The 43 students from the Raúl Isidro Burgos Rural Teacher Training College (widely known simply as "Escuela Rural de Ayotzinapa”) were forcibly disappeared after being arrested by municipal police on their way to a demonstration in Mexico City on the night of 26 September last year.
Since then, the remains of one of the students, 19-year-old Alexander Mora Venancio, have been identified. They were allegedly found in a rubbish bag in a local river. The authorities have recently claimed that a bone that belongs to another Ayotzinapa student, 20-year-old Jhosivani Guerrero de la Cruz, was found in the same bag. However, experts from the Argentine Forensic Anthropology Team investigating the disappearances said that the very specific DNA test run on the remains was inconclusive.
An Interdisciplinary Group of Independent Experts (GIEI) appointed by the Inter-American Commission on Human Rights has also refuted the Mexican government’s official account of events. In a report made public on 6 September, they said it was scientifically impossible for that number of bodies to have been burned in a rubbish container in the conditions claimed by the authorities.
Flawed investigations
Other deep failures in the official investigation into the students’ enforced disappearance include the reckless handling of key forensic evidence, some of which was never processed at all.
Officials who first arrived in Iguala the night the students were arrested did not take pictures, or collect blood, hair, clothes or fingerprints. Whole areas of the crime scene were not processed at all.
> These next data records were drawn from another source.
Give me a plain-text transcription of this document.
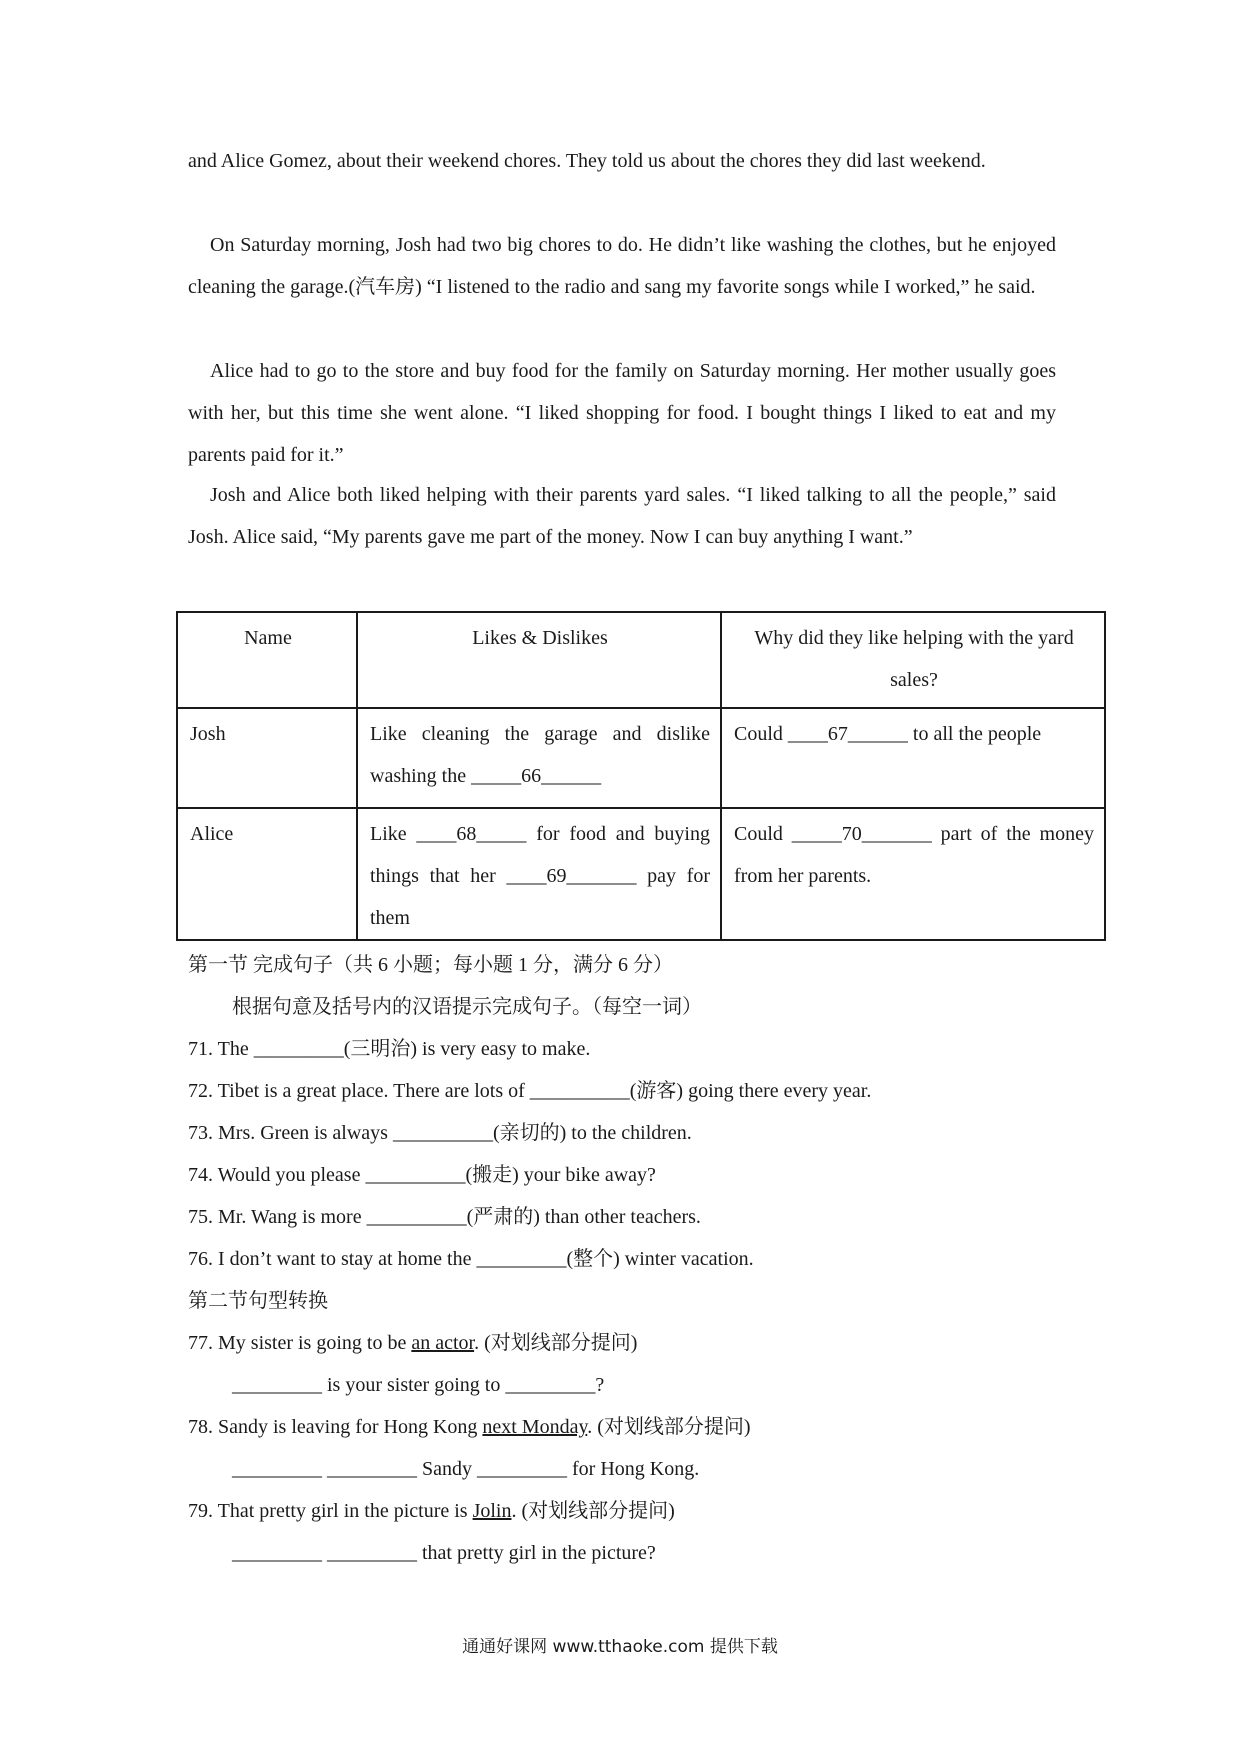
and Alice Gomez, about their weekend chores. They told us about the chores they did last weekend.

On Saturday morning, Josh had two big chores to do. He didn’t like washing the clothes, but he enjoyed cleaning the garage.(汽车房) “I listened to the radio and sang my favorite songs while I worked,” he said.

Alice had to go to the store and buy food for the family on Saturday morning. Her mother usually goes with her, but this time she went alone. “I liked shopping for food. I bought things I liked to eat and my parents paid for it.”

Josh and Alice both liked helping with their parents yard sales. “I liked talking to all the people,” said Josh. Alice said, “My parents gave me part of the money. Now I can buy anything I want.”

Name	Likes & Dislikes	Why did they like helping with the yard sales?
Josh	Like cleaning the garage and dislike washing the _____66______	Could ____67______ to all the people
Alice	Like ____68_____ for food and buying things that her ____69_______ pay for them	Could _____70_______ part of the money from her parents.

第一节 完成句子（共 6 小题；每小题 1 分，满分 6 分）

根据句意及括号内的汉语提示完成句子。（每空一词）

71. The _________(三明治) is very easy to make.

72. Tibet is a great place. There are lots of __________(游客) going there every year.

73. Mrs. Green is always __________(亲切的) to the children.

74. Would you please __________(搬走) your bike away?

75. Mr. Wang is more __________(严肃的) than other teachers.

76. I don’t want to stay at home the _________(整个) winter vacation.

第二节句型转换

77. My sister is going to be an actor. (对划线部分提问)

_________ is your sister going to _________?

78. Sandy is leaving for Hong Kong next Monday. (对划线部分提问)

_________ _________ Sandy _________ for Hong Kong.

79. That pretty girl in the picture is Jolin. (对划线部分提问)

_________ _________ that pretty girl in the picture?

通通好课网 www.tthaoke.com 提供下载
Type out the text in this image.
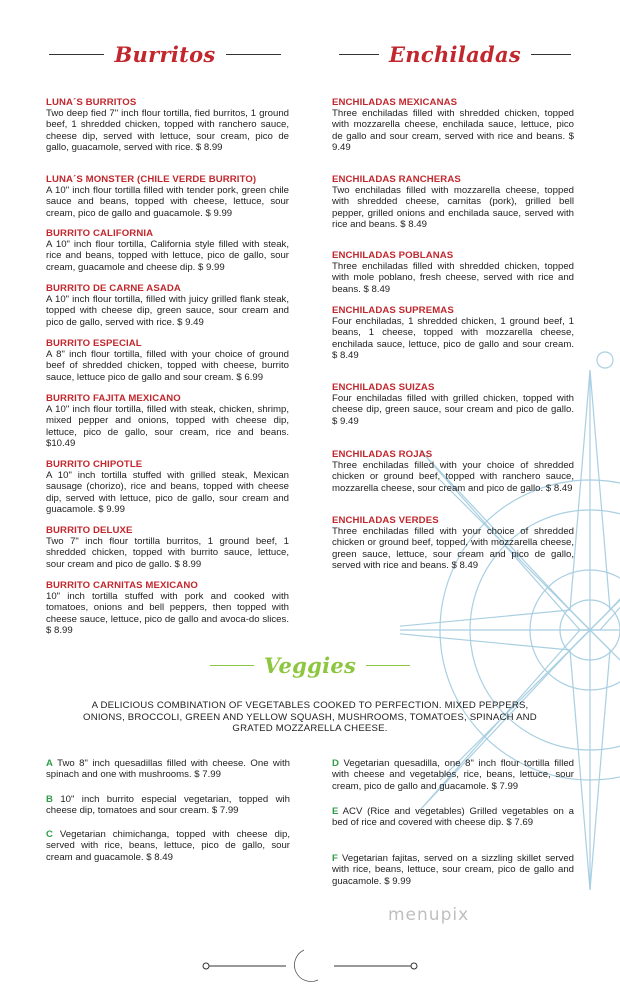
Burritos	Enchiladas
LUNA´S BURRITOS
Two deep fied 7" inch flour tortilla, fied burritos, 1 ground beef, 1 shredded chicken, topped with ranchero sauce, cheese dip, served with lettuce, sour cream, pico de gallo, guacamole, served with rice. $ 8.99
LUNA´S MONSTER (CHILE VERDE BURRITO)
A 10" inch flour tortilla filled with tender pork, green chile sauce and beans, topped with cheese, lettuce, sour cream, pico de gallo and guacamole. $ 9.99
BURRITO CALIFORNIA
A 10" inch flour tortilla, California style filled with steak, rice and beans, topped with lettuce, pico de gallo, sour cream, guacamole and cheese dip. $ 9.99
BURRITO DE CARNE ASADA
A 10" inch flour tortilla, filled with juicy grilled flank steak, topped with cheese dip, green sauce, sour cream and pico de gallo, served with rice. $ 9.49
BURRITO ESPECIAL
A 8" inch flour tortilla, filled with your choice of ground beef of shredded chicken, topped with cheese, burrito sauce, lettuce pico de gallo and sour cream. $ 6.99
BURRITO FAJITA MEXICANO
A 10" inch flour tortilla, filled with steak, chicken, shrimp, mixed pepper and onions, topped with cheese dip, lettuce, pico de gallo, sour cream, rice and beans. $10.49
BURRITO CHIPOTLE
A 10" inch tortilla stuffed with grilled steak, Mexican sausage (chorizo), rice and beans, topped with cheese dip, served with lettuce, pico de gallo, sour cream and guacamole. $ 9.99
BURRITO DELUXE
Two 7" inch flour tortilla burritos, 1 ground beef, 1 shredded chicken, topped with burrito sauce, lettuce, sour cream and pico de gallo. $ 8.99
BURRITO CARNITAS MEXICANO
10" inch tortilla stuffed with pork and cooked with tomatoes, onions and bell peppers, then topped with cheese sauce, lettuce, pico de gallo and avoca-do slices. $ 8.99
ENCHILADAS MEXICANAS
Three enchiladas filled with shredded chicken, topped with mozzarella cheese, enchilada sauce, lettuce, pico de gallo and sour cream, served with rice and beans. $ 9.49
ENCHILADAS RANCHERAS
Two enchiladas filled with mozzarella cheese, topped with shredded cheese, carnitas (pork), grilled bell pepper, grilled onions and enchilada sauce, served with rice and beans. $ 8.49
ENCHILADAS POBLANAS
Three enchiladas filled with shredded chicken, topped with mole poblano, fresh cheese, served with rice and beans. $ 8.49
ENCHILADAS SUPREMAS
Four enchiladas, 1 shredded chicken, 1 ground beef, 1 beans, 1 cheese, topped with mozzarella cheese, enchilada sauce, lettuce, pico de gallo and sour cream. $ 8.49
ENCHILADAS SUIZAS
Four enchiladas filled with grilled chicken, topped with cheese dip, green sauce, sour cream and pico de gallo. $ 9.49
ENCHILADAS ROJAS
Three enchiladas filled with your choice of shredded chicken or ground beef, topped with ranchero sauce, mozzarella cheese, sour cream and pico de gallo. $ 8.49
ENCHILADAS VERDES
Three enchiladas filled with your choice of shredded chicken or ground beef, topped, with mozzarella cheese, green sauce, lettuce, sour cream and pico de gallo, served with rice and beans. $ 8.49
Veggies
A DELICIOUS COMBINATION OF VEGETABLES COOKED TO PERFECTION. MIXED PEPPERS, ONIONS, BROCCOLI, GREEN AND YELLOW SQUASH, MUSHROOMS, TOMATOES, SPINACH AND GRATED MOZZARELLA CHEESE.
A Two 8" inch quesadillas filled with cheese. One with spinach and one with mushrooms. $ 7.99
B 10" inch burrito especial vegetarian, topped wih cheese dip, tomatoes and sour cream. $ 7.99
C Vegetarian chimichanga, topped with cheese dip, served with rice, beans, lettuce, pico de gallo, sour cream and guacamole. $ 8.49
D Vegetarian quesadilla, one 8" inch flour tortilla filled with cheese and vegetables, rice, beans, lettuce, sour cream, pico de gallo and guacamole. $ 7.99
E ACV (Rice and vegetables) Grilled vegetables on a bed of rice and covered with cheese dip. $ 7.69
F Vegetarian fajitas, served on a sizzling skillet served with rice, beans, lettuce, sour cream, pico de gallo and guacamole. $ 9.99
menupix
Mexican authorities have also barred the independent experts from interviewing soldiers of the 27th infantry battalion, based in the town where the students were arrested. Declassified intelligence documents have since revealed that military officers in Iguala knew about the illegal detentions and the abuses against the students.
Since the students were detained and forcibly disappeared, more than 100 people were arrested in relation to the disappearances (roughly 50% police officers and 50% alleged members of criminal gangs). Some of them have claimed they were tortured into confessing to abducting the students.
Erika Guevara-Rosas said:
“If the government is convinced the military do not have any relevant information to provide, what are they so worried about? Concealing local soldiers from the investigations raises alarming questions.
“The lack of transparency and the way the students’ relatives are being treated is astonishing, even by the standards of a country that seems utterly incapable of tackling human rights abuses.
“Mexican authorities must stop playing games with the relatives of the Ayotzinapa students. They must urgently redirect investigations and, amongst other measures, allow independent experts access to all crematoriums in and near Iguala.”
Human rights crisis
Since the enforced disappearance of the students, at least 70 mass graves containing the remains of dozens of people have been uncovered. Most of those bodies have not been identified yet.
The disappearance of the students happened in the context of a national human rights crisis with more than 26,500 people disappeared or missing in Mexico in the last few years, almost half of them during the current administration of President Peña Nieto.